Two Pointers Questions at Morgan Stanley: What to Expect
Prepare for Two Pointers interview questions at Morgan Stanley — patterns, difficulty breakdown, and study tips.
Two Pointers is a critical pattern for Morgan Stanley interviews because it tests fundamental algorithmic thinking with real-world efficiency. With 10 out of their 53 tagged problems using this technique, it’s a frequent and deliberate choice. In financial systems, processing sorted data, validating sequences, or comparing time-series datasets efficiently is common. Two Pointers provides O(n) solutions to problems that might otherwise be O(n²), reflecting the low-latency performance demands in trading and analytics platforms. Mastering it demonstrates you can optimize both time and space—a practical skill for handling large-scale financial data.

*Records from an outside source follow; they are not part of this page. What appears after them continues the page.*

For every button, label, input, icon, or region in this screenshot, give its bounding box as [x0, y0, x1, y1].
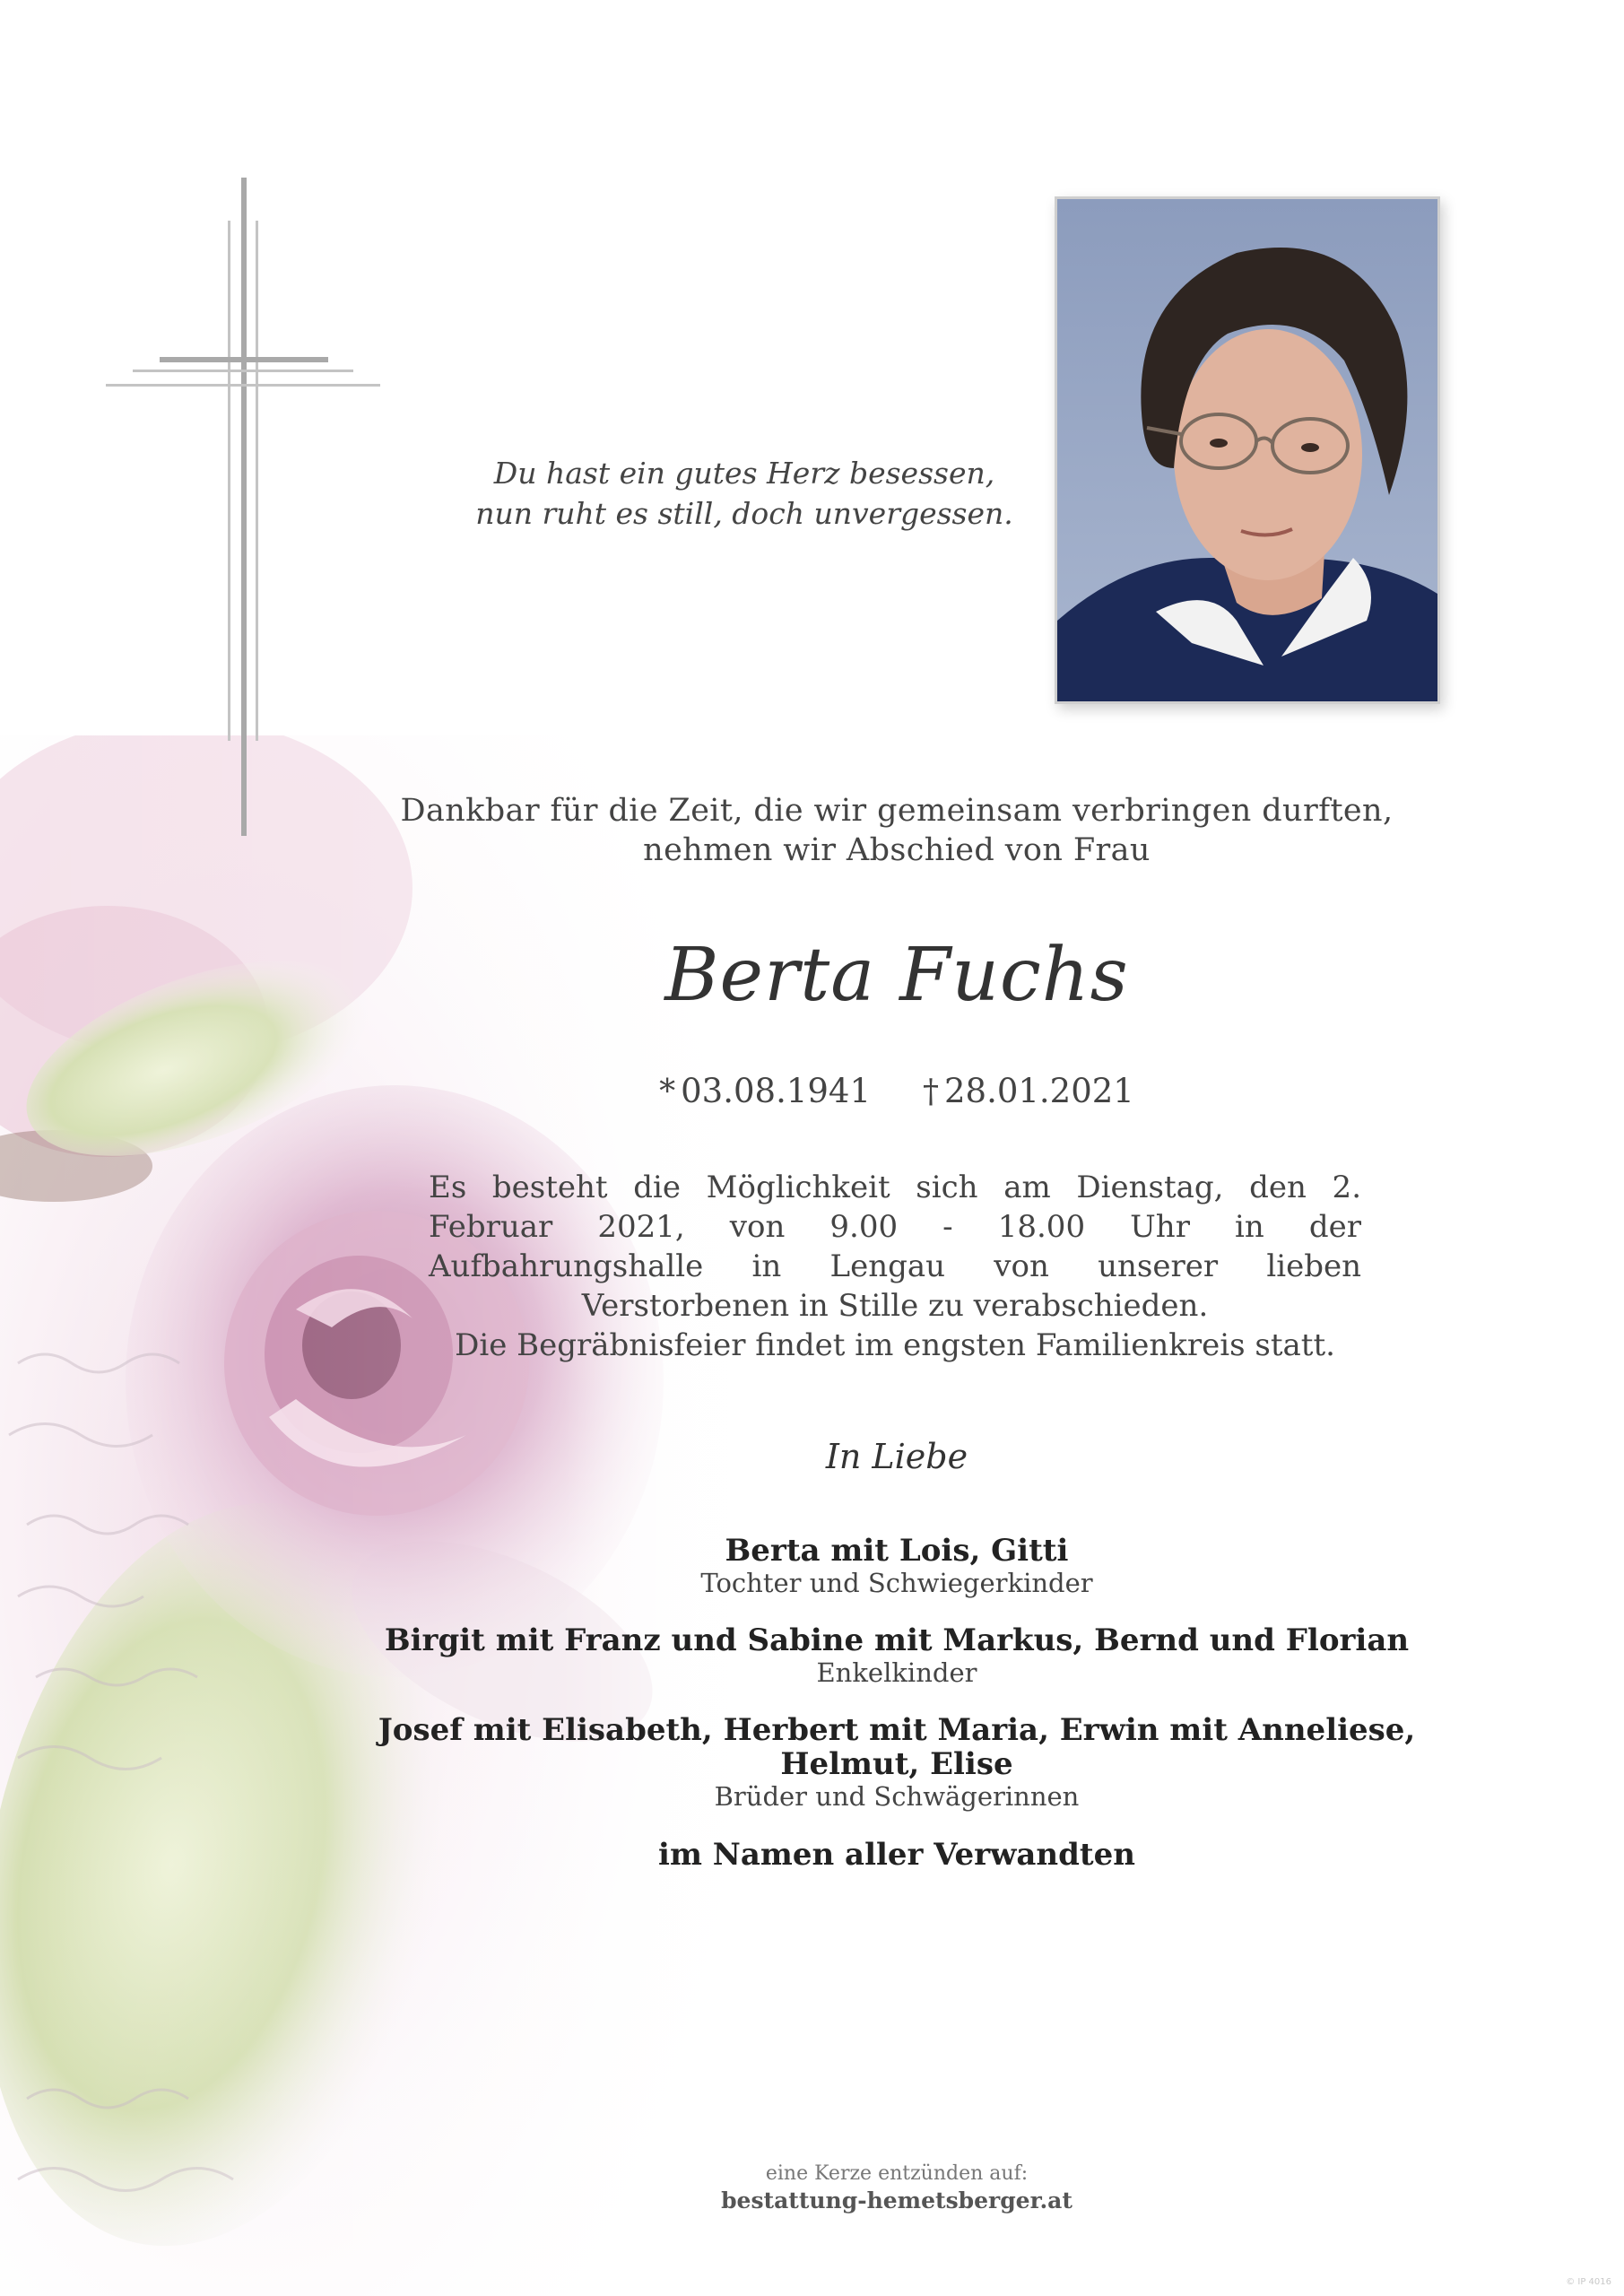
deceased-name: Berta Fuchs: [664, 933, 1129, 1018]
birth-symbol: *: [659, 1074, 676, 1110]
mourners-list: [359, 1534, 1435, 1873]
mourner-relation: Brüder und Schwägerinnen: [714, 1781, 1080, 1812]
mourner-names-line-2: Helmut, Elise: [780, 1746, 1013, 1782]
death-date: 28.01.2021: [944, 1072, 1134, 1110]
mourner-names: Berta mit Lois, Gitti: [725, 1533, 1069, 1569]
memorial-verse: [430, 453, 1058, 534]
mourner-group: [359, 1623, 1435, 1688]
in-love-heading: In Liebe: [825, 1437, 968, 1476]
mourner-names-line-1: Josef mit Elisabeth, Herbert mit Maria, Erwin mit Anneliese,: [378, 1712, 1416, 1748]
mourner-group: [359, 1534, 1435, 1598]
life-dates: [538, 1071, 1255, 1113]
intro-line-2: nehmen wir Abschied von Frau: [643, 832, 1151, 868]
intro-line-1: Dankbar für die Zeit, die wir gemeinsam verbringen durften,: [400, 793, 1394, 829]
portrait-illustration: [1057, 199, 1437, 701]
footer: [583, 2161, 1211, 2215]
portrait-photo: [1055, 196, 1440, 704]
funeral-notice: Die Begräbnisfeier findet im engsten Familienkreis statt.: [455, 1327, 1335, 1363]
website-link[interactable]: bestattung-hemetsberger.at: [721, 2187, 1073, 2213]
death-symbol: †: [923, 1074, 939, 1110]
verse-line-1: Du hast ein gutes Herz besessen,: [493, 456, 995, 491]
mourner-relation: Tochter und Schwiegerkinder: [700, 1568, 1093, 1598]
corner-mark: © IP 4016: [1566, 2277, 1611, 2287]
closing-line: im Namen aller Verwandten: [658, 1837, 1135, 1873]
candle-label: eine Kerze entzünden auf:: [765, 2162, 1029, 2185]
birth-date: 03.08.1941: [681, 1072, 871, 1110]
mourner-names: Birgit mit Franz und Sabine mit Markus, Bernd und Florian: [384, 1622, 1410, 1658]
farewell-intro: [359, 791, 1435, 870]
wake-notice: Es besteht die Möglichkeit sich am Dienstag, den 2. Februar 2021, von 9.00 - 18.00 Uhr in der Aufbahrungshalle in Lengau von unserer lieben Verstorbenen in Stille zu verabschieden.: [429, 1170, 1361, 1324]
verse-line-2: nun ruht es still, doch unvergessen.: [475, 496, 1013, 531]
mourner-group: [359, 1713, 1435, 1812]
cross-icon: [106, 178, 380, 836]
mourner-relation: Enkelkinder: [816, 1657, 977, 1688]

What to Expect — Types of Problems
Morgan Stanley’s Two Pointers questions typically fall into three categories:
- Opposite Direction Pointers: Used on sorted arrays or strings for pair searches, palindrome checks, or reversing operations. Example: “Two Sum II - Input Array Is Sorted.”
- Fast & Slow Pointers: Applied to linked lists or arrays to detect cycles, find midpoints, or solve problems like “Remove Duplicates from Sorted Array.”
- Sliding Window: A variant for contiguous subarrays or substrings, often involving sums or counts. Example: “Minimum Size Subarray Sum.”
Expect problems that blend sorting with pointer logic, as many inputs will be pre-sorted. Questions may be framed in financial contexts, like merging sorted transaction lists or analyzing sequential price data, but the core pattern remains the same.
How to Prepare — Study Tips with One Code Example
Focus on the pattern, not memorization. Start by identifying when Two Pointers applies: sorted data, pairwise comparisons, or sequential scanning. Practice drawing pointer movements on a whiteboard. For each problem, walk through edge cases: empty inputs, all duplicates, or pointers at boundaries.
A key pattern is opposite direction pointers for a sorted two-sum. Here’s the implementation:
def two_sum_sorted(numbers, target):
left, right = 0, len(numbers) - 1
while left < right:
current_sum = numbers[left] + numbers[right]
if current_sum == target:
return [left + 1, right + 1] # 1-indexed
elif current_sum < target:
left += 1
else:
right -= 1
return []
Recommended Practice Order
Build competency progressively:
- Basics: “Two Sum II,” “Valid Palindrome,” “Reverse String.”
- Fast & Slow: “Linked List Cycle,” “Remove Duplicates from Sorted Array.”
- Sliding Window: “Minimum Size Subarray Sum,” “Longest Substring Without Repeating Characters.”
- Morgan Stanley Specific: Tackle their tagged problems, focusing on the most frequent ones first.
Time yourself. Aim to solve each problem within 20 minutes, including edge case handling and verbal walkthrough.